A better approach to selecting course content is by talking with industry leaders about the skills they’ll need in the future. Asking for their input gives you a forward-looking perspective–one that someone new to the industry will not be able to provide.

Creating a training course based on the industry’s anticipated skills gap over the next five years will put your association in a position to be a long-term leader in providing skilled workers.

Tip #2 There is still room for in-person instruction

Technology enables learning opportunities that didn’t exist a decade ago. But that doesn’t mean traditional, in-person instruction is obsolete. Traditional classroom learning remains a valuable format for associations teaching members. In fact, there are some topics that just need the high-level interaction that only comes from instructors and learners being in the same physical location. One example of training that can’t be replicated online is a course in safe food-handling procedures. It’s important to let your content choose the right format for your class.

Tip #3: Use technology appropriately

Millennials have lived their entire lives using technology. So it’s a natural tendency to feel the need to use technology to appeal to them. Using technology just for technology’s sake is a recipe for disaster, though. Before you invest the time or money involved in taking your program materials online, for example, make sure they support your larger learning objectives. Providing a training manual online is a great way to distribute the most up-to-date materials to your learners. Just make sure that your site includes an option for note-taking similar to a traditional manual.

When used appropriately, incorporating technology to enhance course materials provides tremendous value for members.

Tip #4: Blended learning pairs tradition and technology

Earlier this year, Omnipress conducted a survey on the learning habits of Millennials. One of the surprising findings was that 59% of respondents indicated they found it easier to learn from print than digital materials. (You can read the entire survey results here.) While online courses provide opportunities that wouldn’t otherwise exist, traditional educational materials can increase Millennials’ learning retention. So, even if your geographically diverse membership prevents you from holding in-person training, offering physical course materials is still a good option.

Blended learning is a great way of taking advantage of both tradition and technology.

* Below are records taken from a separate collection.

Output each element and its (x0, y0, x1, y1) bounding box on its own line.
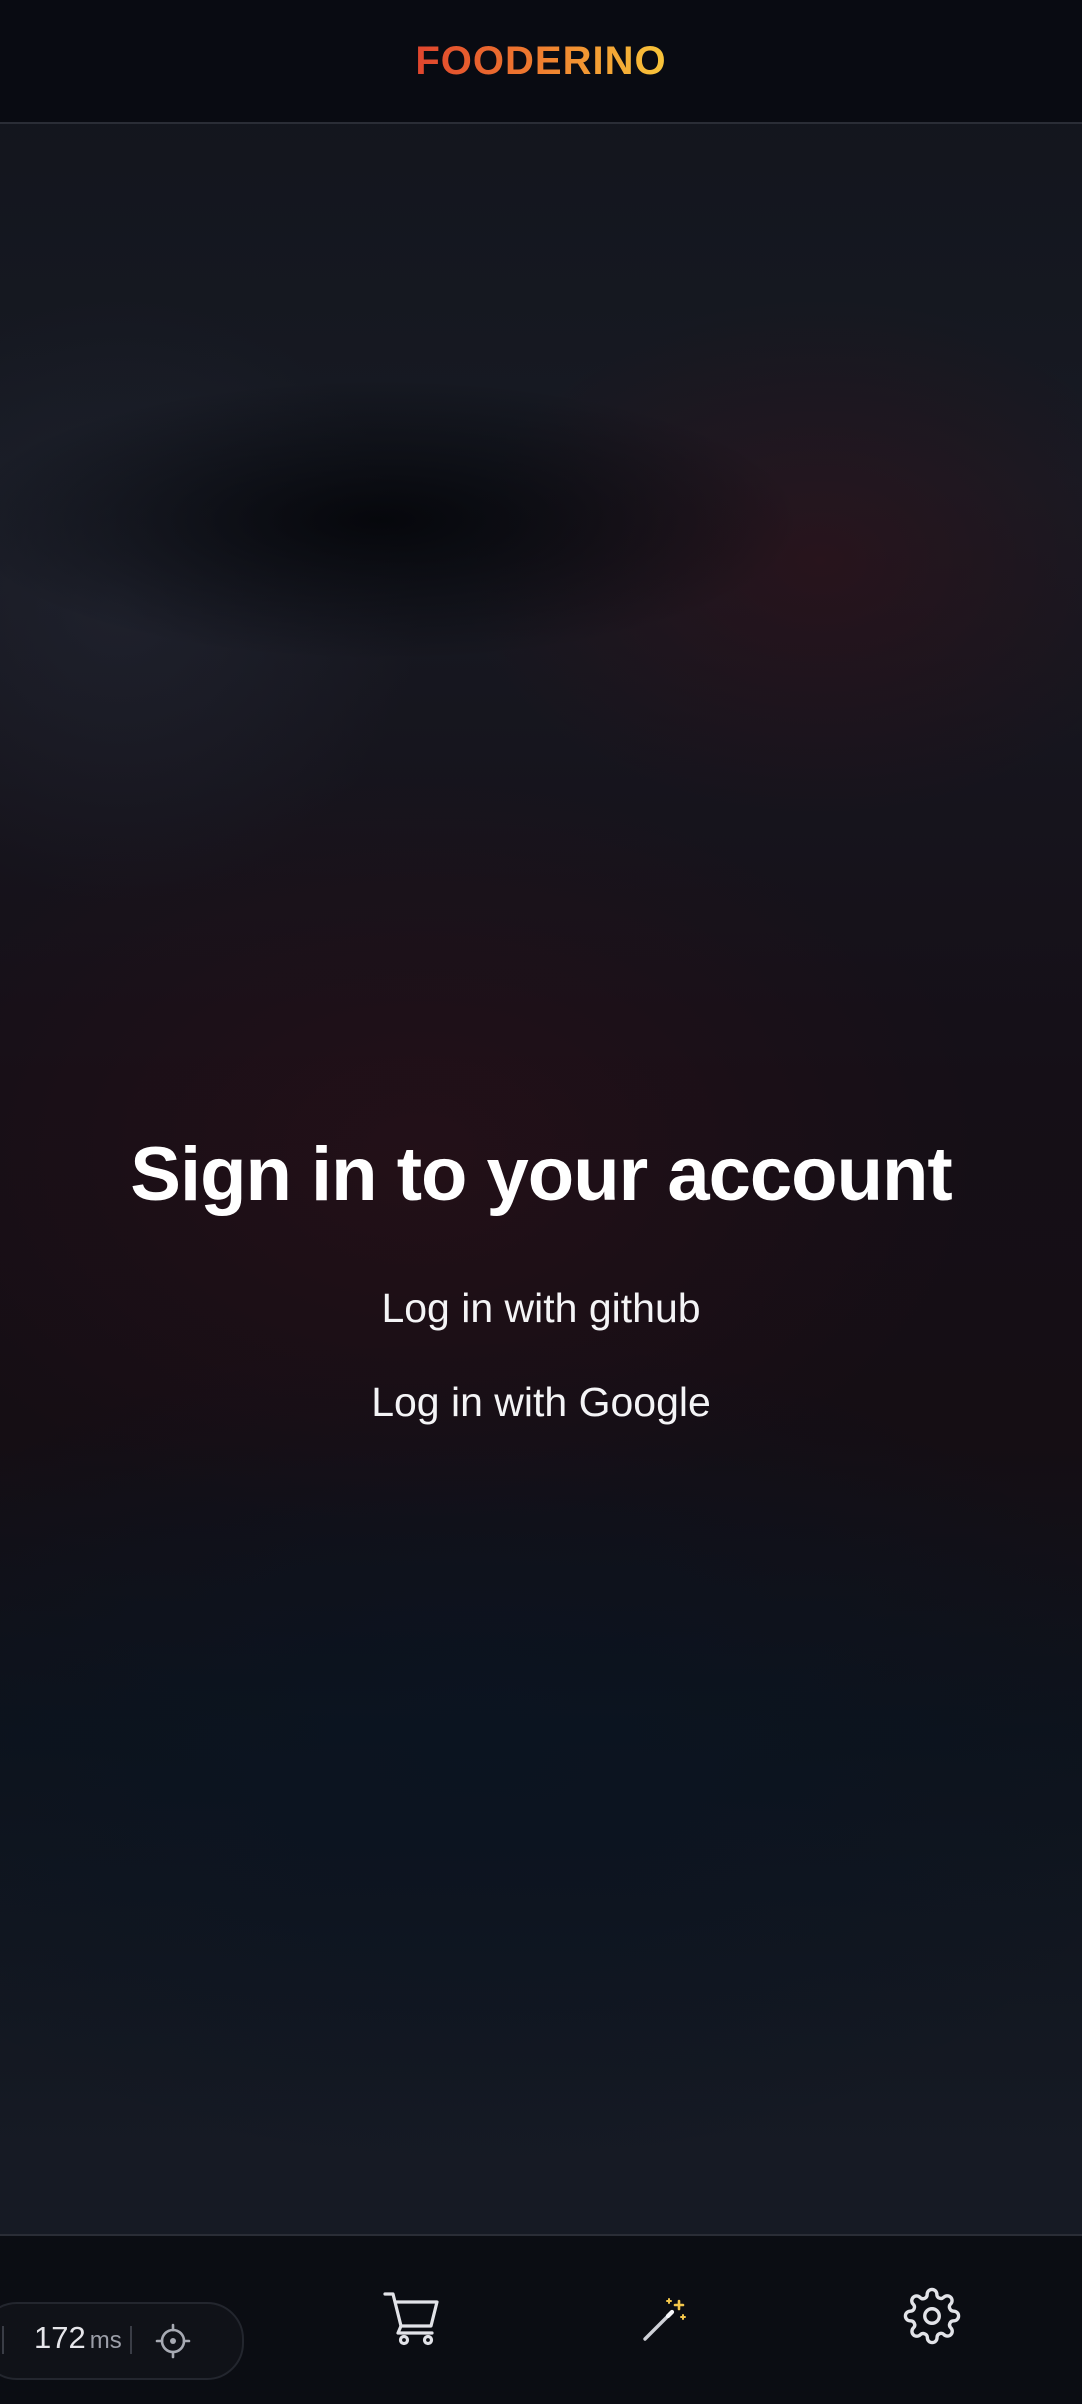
gear-icon[interactable] (892, 2276, 972, 2356)
latency-overlay[interactable]: 172 ms (0, 2302, 244, 2380)
latency-value: 172 (34, 2320, 86, 2355)
crosshair-icon[interactable] (154, 2322, 192, 2365)
divider (130, 2326, 132, 2354)
github-login-link[interactable]: Log in with github (0, 1280, 1082, 1336)
app-logo[interactable]: FOODERINO (415, 39, 666, 84)
latency-unit: ms (89, 2327, 122, 2354)
sign-in-panel: Sign in to your account Log in with gith… (0, 1120, 1082, 1430)
divider (2, 2326, 4, 2354)
google-login-link[interactable]: Log in with Google (0, 1374, 1082, 1430)
page-title: Sign in to your account (130, 1132, 952, 1217)
top-bar: FOODERINO (0, 0, 1082, 124)
magic-wand-icon[interactable] (624, 2280, 704, 2360)
latency-readout: 172 ms (34, 2320, 122, 2356)
cart-icon[interactable] (372, 2278, 452, 2358)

Tip #5: Digital credentials offer value to your association and learner

If your course provides a certificate or other form of recognition for completing the course, offering a digital credential can be a worthwhile use of technology. A “digital credential” is an online badge that allows your learners to easily share their accomplishments on social media sites like LinkedIn. These badges also serve as a great way of advertising your association within the learner’s network. This word-of-mouth advertising is effective in boosting your program’s visibility.

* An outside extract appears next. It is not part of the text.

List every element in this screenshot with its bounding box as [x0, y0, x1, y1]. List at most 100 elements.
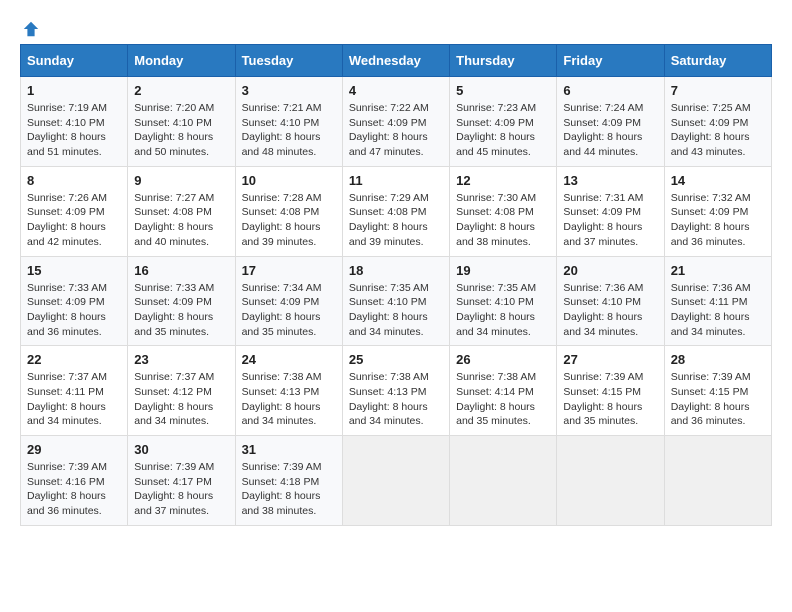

Associations are in a unique position to help create the next generation of workers, and at the same time, solidify their position as a valuable resource for members. This win-win situation will help forward-thinking associations that have the training programs in place to close the skills gap. Choosing the right skills for your courses is a crucial first step that should have input from industry leaders, not just students. Successful associations will be able to find a balance between traditional education and technology that reinforces their learning objectives. In the end, positioning your association as the go-to resource for the youngest members of your industry is a smart way to grow your membership.